As students across the country prepare to return home for Christmas, landlords and operators in the sector are left wondering what lies in store for them in the new year.

Stewart Moore

With more than 50 university schemes totalling more than 23,000 beds across the UK, CRM Students is one of the biggest players in the sector.

Its chief executive, Stewart Moore, shares his thoughts on what lies ahead and how CRM Students intends to rise to the challenge.

What is keeping you awake at night at the moment?

The major challenge is going to be in January and whether students return. The government has put out guidance about how lessons will go online before Christmas. It will then be a case of the government saying: ‘How are we going to get students back to university?’

It is a question of whether the government will let them return, because they do not want to see the spikes again. That is keeping me awake at the moment – figuring out what the government is going to do and what the impact will be on my students.

How has CRM’s portfolio in the UK fared compared with assets internationally?

We also operate in Austria, Germany, Italy, Poland, Portugal and Spain. Germany has been the most different market to the UK during this period. In Germany, when they had their lockdown, only 5% to 10% of students went home. Here, it was between 60% and 80%.

Our occupancy over there is about 95%. Excluding London, we would be the same here, but London has really struggled this year.

Why has London in particular been so difficult?

As the land values and construction values are so high, rent has to be significantly higher than in the provinces and places outside London; therefore, property in London is very much aimed at international students coming to London.

The fundamentals of people going to university are not going to change

The issue is that those international students did not come this year.

How has the industry responded to students dropping out or not going to university as planned?

If students have not come, as an industry, we have been very good on this and allowed them to cancel. We managed cancellations very well and ended up actually overselling our buildings by about 12%. So we actually sold about 112% of our portfolio, but that was because we have had to resell more and more because of cancellations.

How has investor interest in the sector changed?

Most investors have seen this as a bump. We have had 10 to 15 very good years where rents have grown and investments have come through. This is a bump. That said, I suspect the pandemic will affect markets slightly differently. In Ireland, where prices are a bit high, I think there will be a slight change. Likewise, in Spain, I think the rents are high.

So, I think there will be some subtle shifting in those types of markets. But in reality, the fundamentals of people going to university are not going to change – you will still go to become an adult, to move away from home and to study.

What we might see is a shift in how people are studying. UCAS has suggested running courses from January to December, although I do not think that will work.

What impact will the pandemic have on the design of PBSA schemes?
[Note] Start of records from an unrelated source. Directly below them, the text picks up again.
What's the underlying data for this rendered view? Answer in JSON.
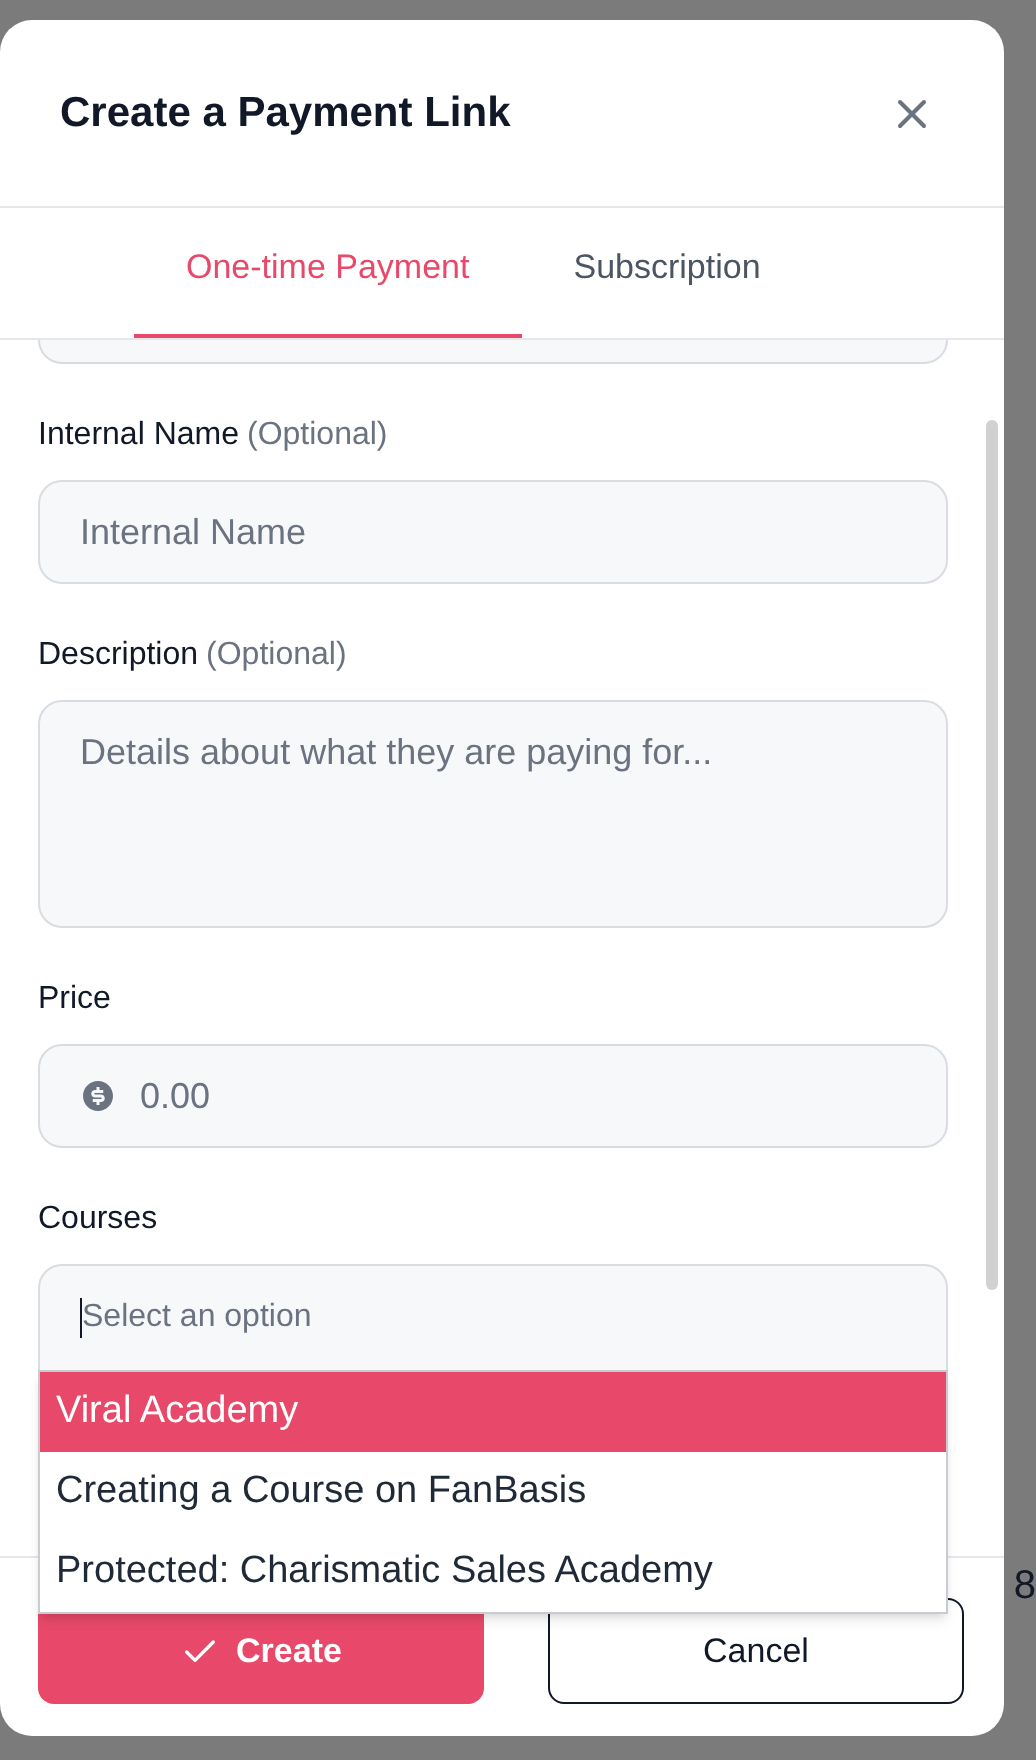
{
  "dialog": {
    "title": "Create a Payment Link"
  },
  "tabs": [
    {
      "label": "One-time Payment",
      "selected": true
    },
    {
      "label": "Subscription",
      "selected": false
    }
  ],
  "fields": [
    {
      "kind": "input",
      "label": "Internal Name",
      "hint": "(Optional)",
      "placeholder": "Internal Name"
    },
    {
      "kind": "textarea",
      "label": "Description",
      "hint": "(Optional)",
      "placeholder": "Details about what they are paying for..."
    },
    {
      "kind": "price",
      "label": "Price",
      "placeholder": "0.00"
    },
    {
      "kind": "select",
      "label": "Courses",
      "placeholder": "Select an option",
      "options": [
        {
          "label": "Viral Academy",
          "selected": true
        },
        {
          "label": "Creating a Course on FanBasis",
          "selected": false
        },
        {
          "label": "Protected: Charismatic Sales Academy",
          "selected": false
        }
      ]
    }
  ],
  "buttons": [
    {
      "kind": "primary",
      "label": "Create"
    },
    {
      "kind": "secondary",
      "label": "Cancel"
    }
  ],
  "background_text": "8"
}
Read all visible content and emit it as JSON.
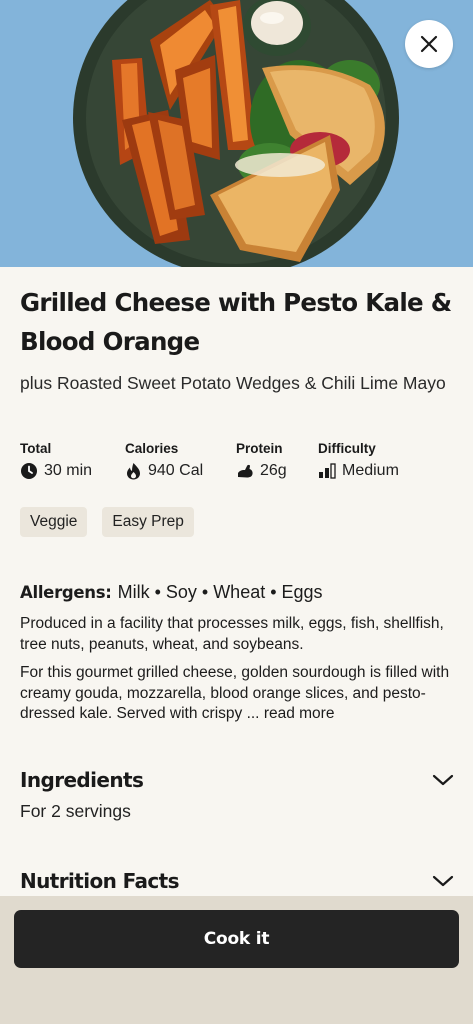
{
  "recipe": {
    "title": "Grilled Cheese with Pesto Kale & Blood Orange",
    "subtitle": "plus Roasted Sweet Potato Wedges & Chili Lime Mayo"
  },
  "stats": [
    {
      "label": "Total",
      "value": "30 min",
      "icon": "clock-icon"
    },
    {
      "label": "Calories",
      "value": "940 Cal",
      "icon": "flame-icon"
    },
    {
      "label": "Protein",
      "value": "26g",
      "icon": "muscle-icon"
    },
    {
      "label": "Difficulty",
      "value": "Medium",
      "icon": "difficulty-bars-icon"
    }
  ],
  "tags": [
    "Veggie",
    "Easy Prep"
  ],
  "allergens": {
    "label": "Allergens:",
    "items": "Milk • Soy • Wheat • Eggs",
    "facility": "Produced in a facility that processes milk, eggs, fish, shellfish, tree nuts, peanuts, wheat, and soybeans."
  },
  "description": {
    "text": "For this gourmet grilled cheese, golden sourdough is filled with creamy gouda, mozzarella, blood orange slices, and pesto-dressed kale. Served with crispy ...",
    "read_more": "read more"
  },
  "sections": {
    "ingredients_title": "Ingredients",
    "servings": "For 2 servings",
    "nutrition_title": "Nutrition Facts"
  },
  "actions": {
    "cook_label": "Cook it"
  },
  "colors": {
    "background": "#f8f6f1",
    "hero_sky": "#7fb1d8",
    "plate": "#2f3d2f",
    "button": "#242424",
    "bottom_bar": "#e0dace",
    "tag_bg": "#ebe6dc"
  }
}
We were already quite a bit ahead of the traditional residential sector in the student industry. We had already acknowledged that there was more to offer beyond the bedroom. Rooms used to be one room with a sink and four or five students to a shower; there would be no kitchen and you would go downstairs to your catered place.

The kit is now often an ensuite, a kitchen and studio with lots of amenity space where people can interact and live. That has really gone through to the co-living market as well. I anticipate we will see even more community space, bringing down the density of those rooms, in reaction to the pandemic and the lockdowns.

How crowded is the PBSA market?

It is a relatively crowded market. We have seen players disappear recently because they have been absorbed by others – Liberty and Unite are a good example. And we are starting to see a lot more coming together of companies to create larger groups.

How has the reputation of the sector been affected?

The private sector and the PBSA industry as a whole have done OK, because we gave money back to students and we reacted very well. But a number of universities did not give money back to students or made only partial refunds.

I also think universities and the private sector are managing it slightly differently. In Newcastle, the university runs a building that had 10 cases of Covid-19 and they locked everybody down. A privately managed building next door had about 20 cases and they did not lock the building down; instead, they just locked down those individual clusters.

I think the private sector can react slightly more quickly and is slightly less bureaucratic, enabling us to be a bit more swift and react a bit better.